Screen Shot 2013-02-01 at 08.37.24
(Credit: Net Applications)

Does it mean Windows 8 will rocket in January sales? Or, has Windows 8 failed to make much impact on the desktop market, albeit partly due to a rise in post-PC devices? 

Windows 8, at just 2.26 percent, equates to around 60 million licenses—roughly, at least. In just 42 days, Microsoft sold an additional 20 million licenses. It's not bad, but the figures were not broken down by desktop PC versus Surface tablet, and the 60 million figure did not include Enterprise Agreement or volume license sales.

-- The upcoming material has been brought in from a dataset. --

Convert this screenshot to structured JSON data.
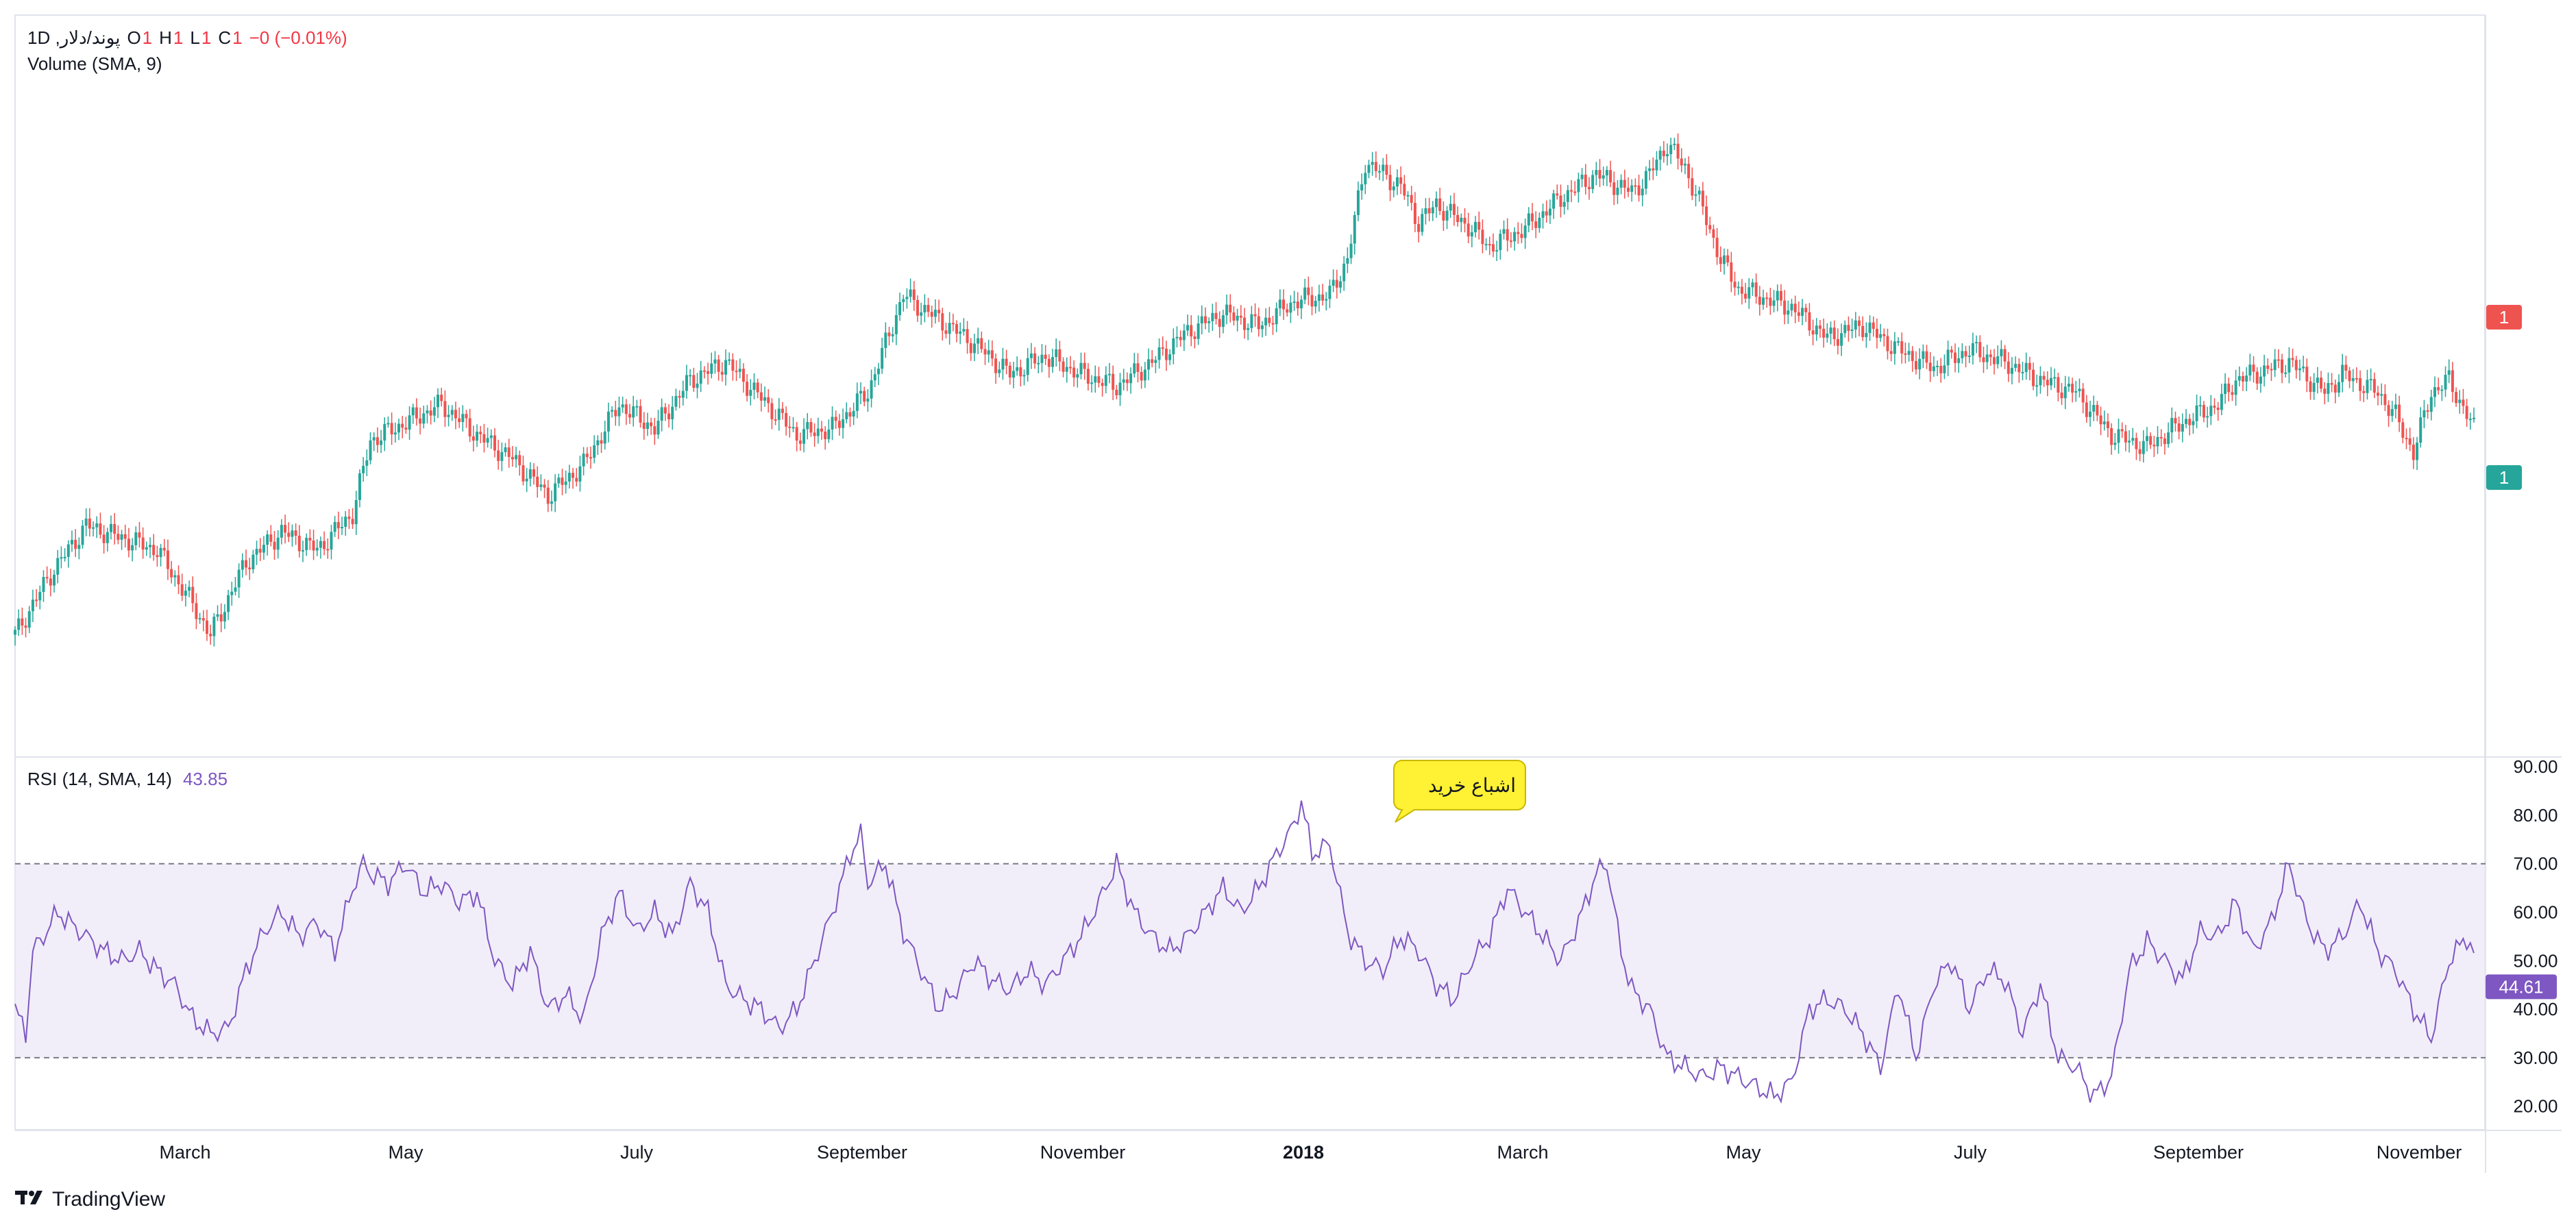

An uptake in mobile devices, such as tablets and smartphones, are the most likely cause of the sluggish PC market over the past few quarters. Windows 8 has not yet made any significant impact in its bid to shock the PC manufacturing business into some kind of heartbeat. 

The latest versions of Mac OS X accounted for more than 6.4 percent of the total market share, trouncing Vista's meager 5.24 percent in the market share pie. It falls in line with strong annual sales of Apple's range of Macs, despite recent first-quarter figures showing that Apple sold only 4.1 million Macs, down 1.1 million from the same quarter a year ago.

Despite the much-loathed Windows Vista—now more than six years old—still retains a usage share of 5.24 percent. That is higher than the share of the two most recent OS X versions combined: Mountain Lion (OS X 10.8) and Lion (OS X 10.7) together account for only 4.2 percent of all Web usage in the desktop PC segment.